Trump’s Vow To End US-South Korea Drills Catches Pentagon Off Guard

SAN FRANCISCO, June 12, (THEWILL) – Pentagon officials were surprised after President Donald Trump vowed at his summit with the North’s leader Kim Jong Un to cancel “provocative” joint military drills with South Korea.

Following the unprecedented meeting on Tuesday in Singapore, Trump stunned observers when he said continuing the exercises routinely held between the US and South Korea would be “inappropriate” while Washington fleshes out a comprehensive deal with Pyongyang.

“We will be stopping the war games, which will save us a tremendous amount of money, unless and until we see the future negotiation is not going along like it should,” Trump said.

“Plus, I think it’s very provocative,” he noted, adding that “at some point” he wanted to withdraw US troops from the South.

Hours after Trump’s declaration, the Pentagon on Tuesday afternoon insisted that US Defense Secretary Jim Mattis had not been blindsided by Trump.

“He was not surprised, he was consulted,” Mattis’s spokeswoman Dana White told reporters.

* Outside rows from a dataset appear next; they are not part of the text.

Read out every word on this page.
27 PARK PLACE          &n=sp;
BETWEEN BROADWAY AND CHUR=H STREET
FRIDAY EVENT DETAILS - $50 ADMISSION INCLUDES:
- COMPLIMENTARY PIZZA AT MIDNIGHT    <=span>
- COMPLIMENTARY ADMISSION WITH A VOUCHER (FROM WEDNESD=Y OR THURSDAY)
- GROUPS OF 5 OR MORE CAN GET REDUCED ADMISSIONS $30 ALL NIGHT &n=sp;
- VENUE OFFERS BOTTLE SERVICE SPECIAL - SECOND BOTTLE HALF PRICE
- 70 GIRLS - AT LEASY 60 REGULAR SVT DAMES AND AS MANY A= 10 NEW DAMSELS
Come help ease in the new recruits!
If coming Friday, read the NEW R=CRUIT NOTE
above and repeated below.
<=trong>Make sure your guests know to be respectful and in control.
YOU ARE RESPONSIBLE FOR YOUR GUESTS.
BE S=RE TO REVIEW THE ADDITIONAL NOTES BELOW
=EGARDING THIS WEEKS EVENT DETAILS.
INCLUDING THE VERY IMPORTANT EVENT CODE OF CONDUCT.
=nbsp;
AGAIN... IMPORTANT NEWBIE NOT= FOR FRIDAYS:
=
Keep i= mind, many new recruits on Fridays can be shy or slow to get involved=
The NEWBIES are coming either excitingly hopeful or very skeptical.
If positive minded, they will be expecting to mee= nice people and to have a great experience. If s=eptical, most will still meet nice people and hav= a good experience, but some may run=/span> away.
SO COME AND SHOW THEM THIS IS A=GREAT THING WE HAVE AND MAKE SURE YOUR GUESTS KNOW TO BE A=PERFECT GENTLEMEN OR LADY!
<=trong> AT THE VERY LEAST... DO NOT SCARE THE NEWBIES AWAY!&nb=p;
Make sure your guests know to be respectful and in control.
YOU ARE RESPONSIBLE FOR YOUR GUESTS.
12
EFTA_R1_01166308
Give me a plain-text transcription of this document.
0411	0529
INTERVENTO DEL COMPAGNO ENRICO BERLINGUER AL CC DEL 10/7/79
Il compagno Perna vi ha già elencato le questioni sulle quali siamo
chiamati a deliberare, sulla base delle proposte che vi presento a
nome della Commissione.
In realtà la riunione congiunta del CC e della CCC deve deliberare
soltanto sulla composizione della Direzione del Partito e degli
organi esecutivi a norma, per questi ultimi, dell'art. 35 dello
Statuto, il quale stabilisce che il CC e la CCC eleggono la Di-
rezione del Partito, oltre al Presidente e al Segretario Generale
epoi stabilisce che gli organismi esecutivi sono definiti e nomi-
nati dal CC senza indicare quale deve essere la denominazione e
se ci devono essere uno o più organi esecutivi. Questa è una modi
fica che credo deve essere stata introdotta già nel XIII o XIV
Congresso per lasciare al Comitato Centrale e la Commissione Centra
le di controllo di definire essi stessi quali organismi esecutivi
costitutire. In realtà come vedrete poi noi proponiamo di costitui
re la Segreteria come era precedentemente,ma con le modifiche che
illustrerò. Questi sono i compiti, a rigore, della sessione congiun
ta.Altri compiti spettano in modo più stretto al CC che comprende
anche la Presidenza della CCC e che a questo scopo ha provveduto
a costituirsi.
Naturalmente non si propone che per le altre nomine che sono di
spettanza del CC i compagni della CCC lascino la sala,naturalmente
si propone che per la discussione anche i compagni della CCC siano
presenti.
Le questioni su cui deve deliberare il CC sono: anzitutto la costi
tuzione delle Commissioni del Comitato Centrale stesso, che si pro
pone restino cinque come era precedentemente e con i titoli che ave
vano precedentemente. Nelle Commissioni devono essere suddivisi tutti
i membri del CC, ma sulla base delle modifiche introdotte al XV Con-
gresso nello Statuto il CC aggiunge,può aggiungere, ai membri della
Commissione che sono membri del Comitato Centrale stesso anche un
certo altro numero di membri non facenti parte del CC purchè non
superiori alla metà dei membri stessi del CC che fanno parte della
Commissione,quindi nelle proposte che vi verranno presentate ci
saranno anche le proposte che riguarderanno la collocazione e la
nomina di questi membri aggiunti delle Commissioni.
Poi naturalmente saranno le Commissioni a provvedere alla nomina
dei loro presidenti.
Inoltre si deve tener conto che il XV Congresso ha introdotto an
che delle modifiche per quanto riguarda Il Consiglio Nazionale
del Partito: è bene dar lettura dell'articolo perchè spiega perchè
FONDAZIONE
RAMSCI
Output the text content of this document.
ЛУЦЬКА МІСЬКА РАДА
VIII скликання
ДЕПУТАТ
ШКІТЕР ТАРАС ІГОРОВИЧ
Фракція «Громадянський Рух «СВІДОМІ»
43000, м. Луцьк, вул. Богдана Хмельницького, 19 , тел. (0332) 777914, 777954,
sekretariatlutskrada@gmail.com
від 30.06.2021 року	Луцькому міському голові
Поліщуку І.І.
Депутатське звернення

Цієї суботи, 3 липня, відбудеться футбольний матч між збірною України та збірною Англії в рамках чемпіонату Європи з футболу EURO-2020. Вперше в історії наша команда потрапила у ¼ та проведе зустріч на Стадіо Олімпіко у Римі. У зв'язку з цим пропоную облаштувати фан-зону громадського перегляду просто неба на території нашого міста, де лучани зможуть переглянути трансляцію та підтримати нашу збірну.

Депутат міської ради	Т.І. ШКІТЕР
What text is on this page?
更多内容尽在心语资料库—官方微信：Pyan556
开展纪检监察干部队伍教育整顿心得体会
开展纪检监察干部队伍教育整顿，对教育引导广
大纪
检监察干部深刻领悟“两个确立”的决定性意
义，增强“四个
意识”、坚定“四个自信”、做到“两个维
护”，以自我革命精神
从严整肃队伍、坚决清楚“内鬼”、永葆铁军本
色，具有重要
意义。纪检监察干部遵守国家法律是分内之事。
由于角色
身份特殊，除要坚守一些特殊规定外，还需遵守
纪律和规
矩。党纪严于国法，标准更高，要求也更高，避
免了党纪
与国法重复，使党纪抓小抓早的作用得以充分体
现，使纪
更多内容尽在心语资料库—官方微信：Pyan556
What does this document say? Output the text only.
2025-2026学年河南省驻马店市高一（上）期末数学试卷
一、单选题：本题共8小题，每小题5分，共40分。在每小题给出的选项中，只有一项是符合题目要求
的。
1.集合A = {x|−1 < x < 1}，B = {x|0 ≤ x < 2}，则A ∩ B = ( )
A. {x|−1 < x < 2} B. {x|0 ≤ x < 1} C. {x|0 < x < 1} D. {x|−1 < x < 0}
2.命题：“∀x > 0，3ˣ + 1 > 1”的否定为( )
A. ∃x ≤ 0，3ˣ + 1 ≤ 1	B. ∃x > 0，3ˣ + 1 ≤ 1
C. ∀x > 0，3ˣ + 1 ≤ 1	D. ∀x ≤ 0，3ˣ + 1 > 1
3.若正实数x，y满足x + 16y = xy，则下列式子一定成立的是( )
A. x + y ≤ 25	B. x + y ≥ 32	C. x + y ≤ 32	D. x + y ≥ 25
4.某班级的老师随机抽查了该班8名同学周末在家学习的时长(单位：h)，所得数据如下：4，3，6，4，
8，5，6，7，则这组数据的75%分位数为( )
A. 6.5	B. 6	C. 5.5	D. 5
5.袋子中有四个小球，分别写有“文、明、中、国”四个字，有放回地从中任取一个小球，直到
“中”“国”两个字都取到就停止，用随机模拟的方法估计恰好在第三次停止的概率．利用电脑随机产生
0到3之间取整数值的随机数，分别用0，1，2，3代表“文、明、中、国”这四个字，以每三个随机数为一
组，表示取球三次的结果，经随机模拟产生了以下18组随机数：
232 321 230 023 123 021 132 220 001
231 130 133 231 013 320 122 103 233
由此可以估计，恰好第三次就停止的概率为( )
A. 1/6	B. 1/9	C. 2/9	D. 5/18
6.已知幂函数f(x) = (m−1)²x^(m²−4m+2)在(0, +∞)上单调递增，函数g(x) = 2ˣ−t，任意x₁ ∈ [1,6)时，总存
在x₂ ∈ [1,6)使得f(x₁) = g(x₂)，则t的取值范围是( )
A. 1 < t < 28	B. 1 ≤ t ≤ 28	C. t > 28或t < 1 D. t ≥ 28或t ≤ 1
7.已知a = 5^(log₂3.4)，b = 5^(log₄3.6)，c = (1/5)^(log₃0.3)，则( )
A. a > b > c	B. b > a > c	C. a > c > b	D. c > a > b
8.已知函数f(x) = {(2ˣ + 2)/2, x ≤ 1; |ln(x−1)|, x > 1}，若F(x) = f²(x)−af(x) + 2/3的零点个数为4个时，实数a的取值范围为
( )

“Conversations have been robust, there were no surprises.”

In a statement, White later said the Pentagon “welcomes the positive news coming out of the summit and fully supports the ongoing, diplomatically led efforts with” North Korea.

But US officials told AFP they were taken aback by the news, and Pentagon personnel spent the morning in meetings discussing what could amount to an epic shift in the US military’s posture in South Korea.

The drills, which date back decades, are an integral component of the Pentagon’s boast that its troops are always ready to “fight tonight” on the Korean peninsula.

The exercises allow US and South Korean forces to practice mobilizing soldiers in the event of conflict, and to run computer simulations to improve coordination between the two militaries.

US Forces Korea (USFK), which comprises about 28,500 troops permanently based in South Korea, received no fresh guidance on upcoming joint training exercises, including so-called Ulchi Freedom Guardian scheduled for later this year.

Colonel Rob Manning, another spokesman, said: “We are going to be aligned with the president,” while noting that the readiness of US forces would remain “paramount.”

Richard Haass, president of the Council on Foreign Relations, said it was “troubling” that Trump had agreed to suspend joint drills without making any reference to North Korea dialing back its conventional military threat.

“The Singapore summit statement is essentially aspirational: no definitions of denuclearization, no timelines, no details as to verification,” Haass said on Twitter.

“What is most troubling about all this is that the US gave up something tangible, namely, US-RoK military exercises, in exchange,” he added, using the abbreviation for South Korea’s official name.

Still, he credited the summit for starting a diplomatic process between North Korea and the United States.